In Siria si combattono potenze regionali come Arabia Saudita e Iran e si
contrappongono gli interessi di Washington e Mosca. Lo scontro tra
Riyadh e Tehran, tra musulmani sunniti e sciiti, divampa ogni giorno in
Iraq, finito in una nuova spirale di violenze che ogni giorno fa molte
decine di morti nel disinteresse del mondo. Al Qaeda,
nata come una organizzazione segreta di pochi militanti, ha adottato una
linea più «movimentista» che fa molti proseliti tra i salafiti più
radicali. Torna ad avere una forte presenza in Iraq e si è rapidamente
diffusa in Siria dove ha stabilito alleanze con «formazioni sorelle»
come il Fronte Nusra e il Fronte islamico. Stesso discorso per il Libano
dove bombe e violenze da diversi mesi colpiscono sunniti e sciiti, le
roccaforti del fronte anti-siriano «14 marzo» come quelle dello
schieramento «8 Marzo» dominato da Hezbollah, alleato di Damasco e
sostenuto da Tehran.
Proprio il movimento sciita è nell'occhio
del ciclone. La sua decisione di mandare centinaia, forse migliaia, dei
suoi uomini migliori a combattere in Siria in appoggio all'esercito
governativo, ha ridato fiato alle trombe delle forze libanesi di destra
che chiedono il completo disarmo dei guerriglieri sciiti e che sia
«rimosso» dal vocabolario politico nazionale l'idea di «resistenza
armata».
Il 2014 rischia di rivelarsi subito un anno drammatico
per il Paese dei Cedri: il 16 gennaio si apre presso il Tribunale
Speciale per il Libano il processo contro alcuni militanti di Hezbollah
accusati dalla procura internazionale di aver preso parte all'attentato
del 14 febbraio 2005 in cui rimase ucciso l'ex premier Rafik Hariri,
stretto alleato dell'Arabia Saudita e padre del leader sunnita Saad
Hariri. Per il segretario di Hezbollah, Hassan Nasrallah, il processo
del 16 gennaio è un «complotto internazionale», appoggiato da Usa e
Israele, volto a disarmare la resistenza.

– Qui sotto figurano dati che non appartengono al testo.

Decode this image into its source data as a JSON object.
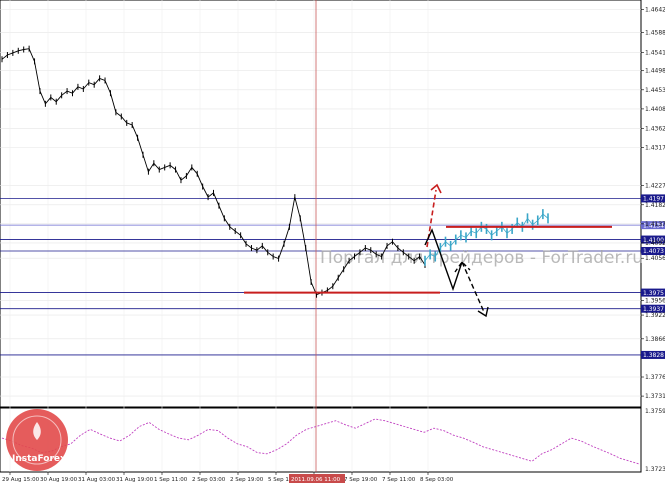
{
  "chart_data": {
    "type": "line",
    "price_axis": {
      "ticks": [
        "1.46420",
        "1.45880",
        "1.45410",
        "1.44980",
        "1.44530",
        "1.44080",
        "1.43620",
        "1.43170",
        "1.42270",
        "1.41820",
        "1.41370",
        "1.40920",
        "1.40560",
        "1.39560",
        "1.39220",
        "1.38660",
        "1.37760",
        "1.37310"
      ],
      "ylim": [
        1.371,
        1.466
      ]
    },
    "oscillator_axis": {
      "ticks": [
        "1.37591",
        "1.37239"
      ],
      "ylim": [
        0,
        100
      ]
    },
    "time_axis": {
      "labels": [
        "29 Aug 15:00",
        "30 Aug 19:00",
        "31 Aug 03:00",
        "31 Aug 19:00",
        "1 Sep 11:00",
        "2 Sep 03:00",
        "2 Sep 19:00",
        "5 Sep 11:00",
        "6 Sep 03:00",
        "7 Sep 19:00",
        "7 Sep 11:00",
        "8 Sep 03:00"
      ],
      "cursor_label": "2011.09.06 11:00"
    },
    "horizontal_levels": [
      {
        "price": 1.4197,
        "label": "1.4197",
        "color": "#1a1a8c"
      },
      {
        "price": 1.4134,
        "label": "1.4134",
        "color": "#6a6ad0"
      },
      {
        "price": 1.41,
        "label": "1.4100",
        "color": "#1a1a8c"
      },
      {
        "price": 1.4073,
        "label": "1.4073",
        "color": "#1a1a8c"
      },
      {
        "price": 1.3975,
        "label": "1.3975",
        "color": "#1a1a8c"
      },
      {
        "price": 1.3937,
        "label": "1.3937",
        "color": "#1a1a8c"
      },
      {
        "price": 1.3828,
        "label": "1.3828",
        "color": "#1a1a8c"
      }
    ],
    "resistance_line": {
      "price": 1.413,
      "color": "#c81e1e"
    },
    "support_line": {
      "price": 1.3975,
      "color": "#c81e1e"
    },
    "price_series": {
      "name": "",
      "color": "#000000",
      "values": [
        1.4525,
        1.4535,
        1.454,
        1.4545,
        1.4548,
        1.455,
        1.452,
        1.445,
        1.442,
        1.4435,
        1.4425,
        1.444,
        1.445,
        1.4445,
        1.446,
        1.4455,
        1.447,
        1.4465,
        1.448,
        1.4475,
        1.4445,
        1.44,
        1.439,
        1.4375,
        1.437,
        1.434,
        1.43,
        1.426,
        1.428,
        1.4265,
        1.427,
        1.4275,
        1.4265,
        1.424,
        1.425,
        1.427,
        1.4255,
        1.4225,
        1.42,
        1.421,
        1.418,
        1.415,
        1.413,
        1.412,
        1.411,
        1.409,
        1.408,
        1.4075,
        1.4085,
        1.407,
        1.406,
        1.4055,
        1.409,
        1.413,
        1.42,
        1.415,
        1.408,
        1.4,
        1.397,
        1.3975,
        1.398,
        1.399,
        1.401,
        1.403,
        1.405,
        1.406,
        1.407,
        1.408,
        1.4075,
        1.4065,
        1.406,
        1.4085,
        1.4095,
        1.408,
        1.407,
        1.406,
        1.405,
        1.406,
        1.404
      ]
    },
    "projection_series": {
      "name": "",
      "color": "#3aa6c8",
      "values": [
        1.405,
        1.4065,
        1.406,
        1.408,
        1.4095,
        1.4085,
        1.41,
        1.411,
        1.4105,
        1.412,
        1.4115,
        1.413,
        1.4125,
        1.411,
        1.412,
        1.413,
        1.4115,
        1.4125,
        1.414,
        1.413,
        1.415,
        1.4135,
        1.4145,
        1.416,
        1.415
      ]
    },
    "oscillator_series": {
      "name": "",
      "color": "#c040c0",
      "values": [
        55,
        50,
        42,
        38,
        30,
        32,
        40,
        45,
        60,
        70,
        62,
        55,
        50,
        60,
        75,
        82,
        70,
        62,
        55,
        52,
        60,
        70,
        68,
        55,
        45,
        40,
        30,
        28,
        35,
        45,
        60,
        70,
        75,
        80,
        85,
        78,
        72,
        80,
        88,
        85,
        80,
        75,
        70,
        65,
        72,
        68,
        60,
        55,
        48,
        40,
        35,
        30,
        25,
        20,
        15,
        28,
        35,
        45,
        55,
        50,
        42,
        35,
        28,
        20,
        15,
        10
      ]
    },
    "scenario_arrows": [
      {
        "name": "bullish-scenario",
        "color": "#c81e1e",
        "dashed": true
      },
      {
        "name": "bearish-scenario",
        "color": "#000000",
        "dashed": true
      }
    ],
    "watermark": "Портал для трейдеров - ForTrader.ru",
    "logo": "InstaForex",
    "grid": true
  }
}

Parlare ancora di «rivoluzione» in atto in Siria contro il regime del
presidente Bashar Assad è fuorviante, serve solo a ingannare l'opinione
pubblica internazionale e a nascondere la realtà sul terreno. Sono
svanite le proteste popolari in nome di diritti e libertà della
primavera del 2011 che dalla città meridionale di Deraa si erano poi
allargate ad altre città, inclusa la capitale Damasco. L'opposizione
politica siriana, raggruppata in maggioranza nella Coalizione Nazionale,
e il suo braccio armato, l'Esercito libero siriano (Els), armato e
finanziato dai governi occidentali e dai petromonarchi, contano sempre
meno e alla conferenza di Ginevra II rischiano di prendere decisioni
impossibili da attuare.
Il neonato Fronte Islamico (sostenuto da
Riyadh), lo Stato islamico in Iraq e nel Levante (al Qaeda) e il Fronte
Nusra non hanno alcuna intenzione diplomatica, piuttosto vogliono
continuare la «guerra santa» contro il regime alawita (sciita) di Assad
che, da parte sua, è convinto di poter riprendere una buona parte dei
territori siriani caduti in mano ai ribelli. Il bagno di sangue perciò
andrà avanti, non solo in Siria ma anche in Iraq dove lo scontro tra gli
alleati di Iran e Arabia Saudita si fa sempre più violento. Potrebbe
essere il destino anche del Libano dove la guerra civile in effetti è
già in atto ma a bassa intensità.
E nel 2013 c'è stato il duro ridimensionamento del movimento dei
Fratelli Musulmani (e del Qatar, suo sponsor regionale) - che solo un
anno fa era in forte ascesa nel Medio Oriente - per effetto del colpo di
stato militare in Egitto, che il 3 luglio ha deposto il presidente
Morsi e il suo governo islamista, e il progressivo sfaldarsi del
consenso di cui ha goduto per anni il premier turco Erdogan, travolto
prima dalle proteste di Gezi Park e poi dalla tangentopoli turca. I
contraccolpi si sono sentiti anche in Tunisia, con le gravi difficoltà
che sta incontrando il partito islamista «en Nahda», e a Gaza dove il
governo di Hamas subisce di nuovo le misure restrittive imposte dalle
nuove autorità del Cairo.
Mentre si è aggravata l'occupazione israeliana dei Territori
palestinesi, con l'espansione senza sosta delle colonie, nonostante la
ripresa del negoziato bilaterale imposto alle parti dal Segretario di
stato Usa, John Kerry. Le tensioni quotidiane non mancano, numerosi gli
uccisi nel 2013, quasi tutti palestinesi. Tra i rari sviluppi positivi
c'è l'accordo preliminare raggiunto dalle potenze occidentali con Tehran
sul programma nucleare iraniano. Tuttavia il percorso verso un'intesa
definitiva è lungo, Israele e Arabia Saudita remano contro l'accordo con
il presidente Rowhani e tengono sotto pressione l'Amministrazione Obama
favorevole, almeno in apparenza, a voltare pagina nelle relazioni con
Tehran e a sotterrare l'ascia di guerra.